If someone was trying to sell that product and looked at you only if you currently had the finances, then technically you wouldn’t be an ideal client, right? But, if someone looked at you as a potential client because you had that price point of affordability in your mind—that willingness to spend the money if you had it—you would be an ideal client. It would be worthwhile to continue marketing energy toward you so that you could continually be reminded of how much you want that thing and could make it a priority to either save for it or jump on the opportunity as soon as you had the finances.
When reaching out to your ideal client, marketing efforts aren’t always going to yield instant results. The ideal client has long-term value. I’ve purchased several things in my lifetime that I first purchased mentally, letting them simmer in my mind for a few years before I actually invested the money and owned the things. If you have an Amazon wish list, you know what I’m talking about.
That is what marketing to an ideal client looks like: The person may not be the right fit right now, but he would like to be someday. What someone is willing to pay you may be completely different than what someone can currently afford.
Market to clients, not budgets
When you market to your ideal clients, they can instantly see the value of paying you $1500. These are the type of people who swoon over your work and generally say “I wish I could afford you” in a way that doesn’t come across as “You’re too expensive.”
Unfortunately, these people are not in the financial place to be able to pay you right now. But their price points of affordability are still ideal because they see the value in you. They are comfortable with that number, and they will log you into their memory banks as being a “someday I hope I can have that.” Even though right now they can’t pay you, it does not mean that you have lost them as clients. You can still market to them, as they are still a match for the price point of affordability. Don’t completely rule them out.
To understand why, consider a handbag analogy. Almost every woman owns a handbag, but what the purchaser is willing to pay can vary hugely from one woman to the next. Let’s say someone predetermines that she would never, ever spend $5000 on a Louis Vuitton bag because she feels that’s a ridiculous price to pay for a handbag. Even if her income increased dramatically, she has already determined that she cannot afford that bag because she doesn’t see the value—she has a lower price point of affordability. When her income increases, she isn’t going to go Louis Vuitton shopping because her ability to pay for the bag doesn’t change her value of it. It doesn’t change her price point of affordability.

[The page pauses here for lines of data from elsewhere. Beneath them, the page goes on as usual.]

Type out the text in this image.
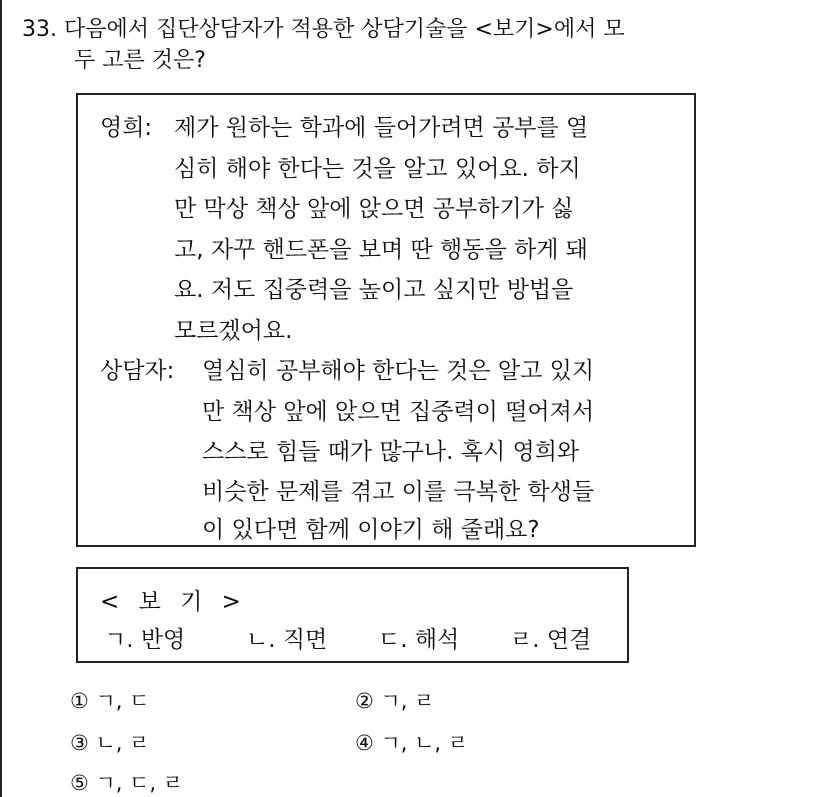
33. 다음에서 집단상담자가 적용한 상담기술을 <보기>에서 모
두 고른 것은?
영희: 제가 원하는 학과에 들어가려면 공부를 열
심히 해야 한다는 것을 알고 있어요. 하지
만 막상 책상 앞에 앉으면 공부하기가 싫
고, 자꾸 핸드폰을 보며 딴 행동을 하게 돼
요. 저도 집중력을 높이고 싶지만 방법을
모르겠어요.
상담자: 열심히 공부해야 한다는 것은 알고 있지
만 책상 앞에 앉으면 집중력이 떨어져서
스스로 힘들 때가 많구나. 혹시 영희와
비슷한 문제를 겪고 이를 극복한 학생들
이 있다면 함께 이야기 해 줄래요?
< 보 기 >
ㄱ. 반영	ㄴ. 직면 ㄷ. 해석 ㄹ. 연결
① ㄱ, ㄷ	② ㄱ, ㄹ
③ ㄴ, ㄹ	④ ㄱ, ㄴ, ㄹ
⑤ ㄱ, ㄷ, ㄹ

Now consider someone who is struggling financially and swoons over the idea of toting that logo around someday. Even if she can’t afford it currently, the bag is still within her price point of affordability. As soon as her financial situation changes and she can pay the asking price, she is going to see the handbag as affordable—and she’s going to buy it.
The point is that you still want to attract people who may not be able to pay you right now. If you continue to market to them and foster a relationship with them over the years, as soon as they do have the finances, they will hire you—and your marketing efforts will pay off. The income situation for most people generally shifts and changes, and rarely does anyone stay in one place. That’s why you want to market to the price point of affordability, not the income level.